A retrospective study among 541 children at children’s Hospital of Florence University revealed that motivational therapy is effective. All the patients have been initially helped only with motivational counseling and 76 among them became dry at nights permanently . The remaining 250 children were treated with the conditioning alarm system, always associated with motivation, urine control exercises and other psychological support like token economy. After a follow-up of 6 months of this kind of treatment ,permanent recovery were there in 211 children (84%).No significant difference was noted in relation to sex. These positive results for the conditioning devices shows that the etiology of primary enuresis is mainly biologic. The bell alarm treatment is the most effective treatment for nocturnal enuresis (Bartolozzi, G., 1991).
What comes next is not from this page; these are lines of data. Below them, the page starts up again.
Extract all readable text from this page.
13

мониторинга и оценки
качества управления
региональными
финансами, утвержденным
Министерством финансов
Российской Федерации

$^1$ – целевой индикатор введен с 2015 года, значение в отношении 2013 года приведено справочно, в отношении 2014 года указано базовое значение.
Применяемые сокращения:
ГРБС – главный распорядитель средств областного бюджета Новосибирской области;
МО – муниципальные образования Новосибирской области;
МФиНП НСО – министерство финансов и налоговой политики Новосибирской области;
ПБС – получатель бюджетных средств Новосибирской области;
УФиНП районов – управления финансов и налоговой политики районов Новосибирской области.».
A study conducted to identify family factors, and with emotional stress factors related to nocturnal enuresis, 127 children who were referred to an enuresis clinic in Sydney were studied. The average age of the children was 8.8 years old. Most of them had severe enuresis and had been already treated unsuccessfully. One-third of the children’s fathers and 70 percent of mothers were unemployed. 41 % of parents acknowledged environmental stresses such as financial or marital disharmony , or serious illness or death in the family.Out of 127 children, 22 became dry when star charts were used to reward their behaviour. Eighty-one of the remaining children had an initial success of 42 consecutive dry nights. The study suggests that the high success rate in these children is related to close supervision by clinical personnel, encouragement by the family, and by giving the child almost complete responsibility for continuing the program. The study suggests that careful identification of associated factors like medical illness, familial stress, and other problems such as housing must be addressed as part of an effective enuresis program (Devlin, J.B., 1990).